Долго еще просидел в этот вечер Александр Васильич в своем невеселом раздумье о том, чего уже не воротишь больше, пока, наконец, не обратился, с глубоким вздохом, к остальным письмам, более часу ожидавшим на столе его внимания. Неохотно он принялся за них, сильно хмурился, прочитывая иные, но ни одно не вызвало его на улыбку. Когда оканчивалось чтение того или другого письма, Светлов либо откладывал его в свои бумаги, либо разрывал и бросал в корзинку под столом; последние всегда предназначались им к сожжению на другой день собственноручно, — такова была привычка, сделанная молодым человеком в последние два-три года. Александр Васильич сохранял только те письма, род которых он, смеясь, охарактеризовал однажды, в разговоре с Ельниковым, названием «пастушеских». На этот раз таких писем оказалось только два, остальные — все угодили в корзинку…
Был уже час второй в исходе, когда мысли Светлова, перейдя на несколько минут от корреспонденции опять к Христине Казимировне, остановились вдруг на его последнем разговоре с Прозоровой, — и он снова впал в глубокую, сосредоточенную думу. Александр Васильич не слыхал даже, как в это же время кто-то несколько раз сряду нетерпеливо позвонил у ворот в колокольчик, привешенный снаружи у флигеля над дверью кухни. Молодой человек очнулся только тогда, когда постучались к нему в ставень и за окном послышался запыхавшийся голос Ельникова:
— Оденься и выйди ко мне скорее…
Светлов так порывисто вскочил, как будто слова доктора резнули его по больному месту; он опрометью кинулся в переднюю, схватил пальто и фуражку и бросился с ними в кухню. В одну минуту разбудив здесь Машу и поручив ей загасить у него в комнате свечу, Александр Васильич выбежал на двор и уже около ворот догнал уходившего Ельникова, от которого зловеще так и пахнуло на него аптекой.

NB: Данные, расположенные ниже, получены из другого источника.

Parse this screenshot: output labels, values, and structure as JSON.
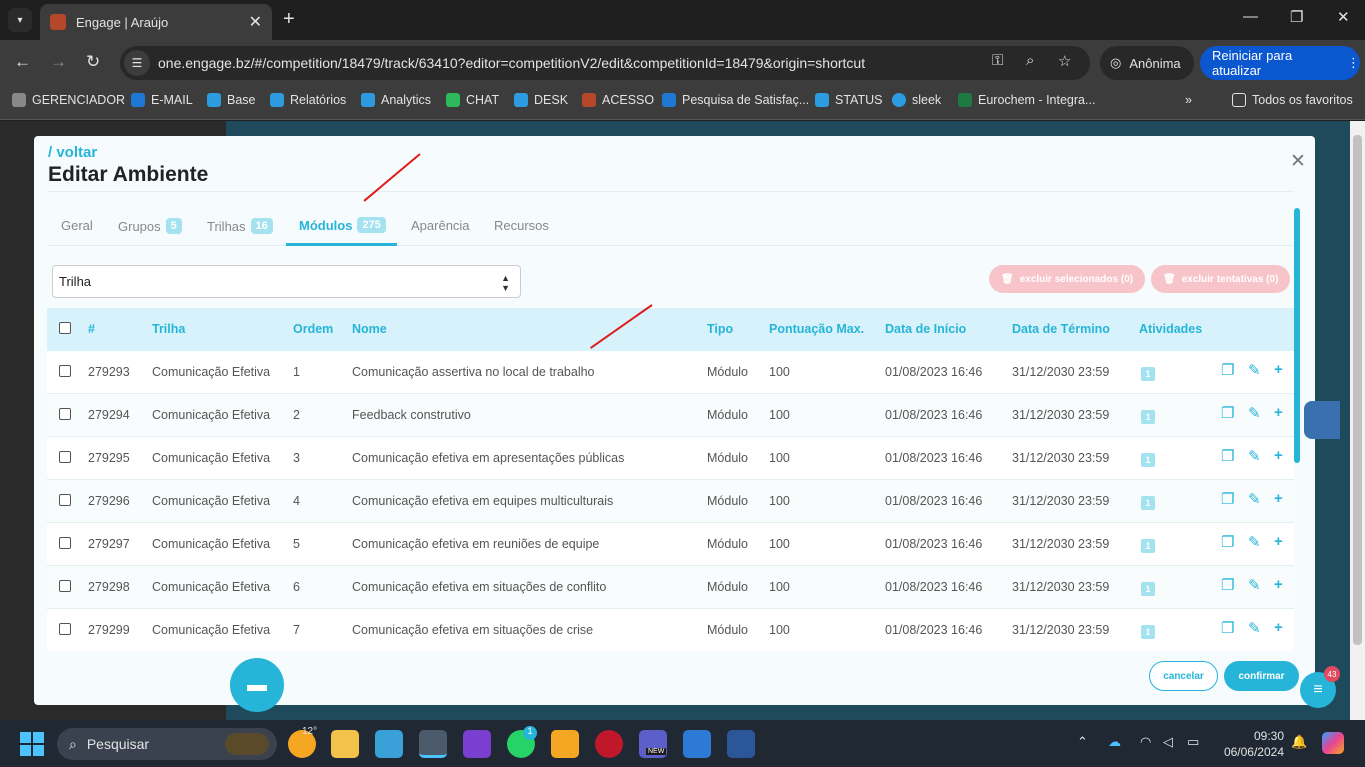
{
  "browser": {
    "tab_title": "Engage | Araújo",
    "url": "one.engage.bz/#/competition/18479/track/63410?editor=competitionV2/edit&competitionId=18479&origin=shortcut",
    "incognito_label": "Anônima",
    "update_label": "Reiniciar para atualizar",
    "bookmarks": [
      "GERENCIADOR",
      "E-MAIL",
      "Base",
      "Relatórios",
      "Analytics",
      "CHAT",
      "DESK",
      "ACESSO",
      "Pesquisa de Satisfaç...",
      "STATUS",
      "sleek",
      "Eurochem - Integra..."
    ],
    "all_bookmarks_label": "Todos os favoritos",
    "bookmark_colors": [
      "#888888",
      "#1e78d4",
      "#2d9be0",
      "#2d9be0",
      "#2d9be0",
      "#2eb85c",
      "#2d9be0",
      "#b5472a",
      "#1e78d4",
      "#2d9be0",
      "#2d9be0",
      "#1d7a43"
    ]
  },
  "modal": {
    "back_label": "/ voltar",
    "title": "Editar Ambiente",
    "tabs": [
      {
        "label": "Geral",
        "count": ""
      },
      {
        "label": "Grupos",
        "count": "5"
      },
      {
        "label": "Trilhas",
        "count": "16"
      },
      {
        "label": "Módulos",
        "count": "275"
      },
      {
        "label": "Aparência",
        "count": ""
      },
      {
        "label": "Recursos",
        "count": ""
      }
    ],
    "active_tab": "Módulos",
    "select_value": "Trilha",
    "delete_selected_label": "excluir selecionados (0)",
    "delete_attempts_label": "excluir tentativas (0)",
    "cancel_label": "cancelar",
    "confirm_label": "confirmar",
    "accent_color": "#26b5d8"
  },
  "table": {
    "columns": [
      "#",
      "Trilha",
      "Ordem",
      "Nome",
      "Tipo",
      "Pontuação Max.",
      "Data de Início",
      "Data de Término",
      "Atividades"
    ],
    "rows": [
      [
        "279293",
        "Comunicação Efetiva",
        "1",
        "Comunicação assertiva no local de trabalho",
        "Módulo",
        "100",
        "01/08/2023 16:46",
        "31/12/2030 23:59",
        "1"
      ],
      [
        "279294",
        "Comunicação Efetiva",
        "2",
        "Feedback construtivo",
        "Módulo",
        "100",
        "01/08/2023 16:46",
        "31/12/2030 23:59",
        "1"
      ],
      [
        "279295",
        "Comunicação Efetiva",
        "3",
        "Comunicação efetiva em apresentações públicas",
        "Módulo",
        "100",
        "01/08/2023 16:46",
        "31/12/2030 23:59",
        "1"
      ],
      [
        "279296",
        "Comunicação Efetiva",
        "4",
        "Comunicação efetiva em equipes multiculturais",
        "Módulo",
        "100",
        "01/08/2023 16:46",
        "31/12/2030 23:59",
        "1"
      ],
      [
        "279297",
        "Comunicação Efetiva",
        "5",
        "Comunicação efetiva em reuniões de equipe",
        "Módulo",
        "100",
        "01/08/2023 16:46",
        "31/12/2030 23:59",
        "1"
      ],
      [
        "279298",
        "Comunicação Efetiva",
        "6",
        "Comunicação efetiva em situações de conflito",
        "Módulo",
        "100",
        "01/08/2023 16:46",
        "31/12/2030 23:59",
        "1"
      ],
      [
        "279299",
        "Comunicação Efetiva",
        "7",
        "Comunicação efetiva em situações de crise",
        "Módulo",
        "100",
        "01/08/2023 16:46",
        "31/12/2030 23:59",
        "1"
      ]
    ]
  },
  "widgets": {
    "bot_badge": "43"
  },
  "taskbar": {
    "search_placeholder": "Pesquisar",
    "weather": "12°",
    "whatsapp_badge": "1",
    "teams_label": "NEW",
    "time": "09:30",
    "date": "06/06/2024"
  }
}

— Что такое? Что случилось, голубчик? — с нервной дрожью спросил он, подбегая к товарищу.
— Да ничего особенного, брат, — сказал осторожно доктор, заметив сильное волнение в голосе приятеля, — Лизавета Михайловна заболела…
— Когда? — растерялся немного Светлов.
— Да вот теперь, ночью. Дорогой расскажу, — тороплюсь. Поедем! — отрывисто ответил Анемподист Михайлыч, выходя в калитку и садясь в ожидавшую его у ворот крытую пролетку Прозоровой.
Светлов молча поместился с ним рядом.
— У меня еще Гриша сидел, как за мной приехали, — заговорил доктор, когда пролетка тронулась, — должно быть, часу в первом. Твоя сестра, Анна Николаевна, приезжала; она у них ночует. Собственно, тут надо бы Любимова, да его не нашли. Поезжай скорее! — крикнул Анемподист Михайлыч кучеру. — В аптеке, брат, меня долго задержали, — обратился он как бы с пояснением к Светлову, — да и то почти все пришлось самому приготовить; а положись на здешних немцев, так и получишь, разве к утру, какую-нибудь бурдомагу вместо надлежащего средства…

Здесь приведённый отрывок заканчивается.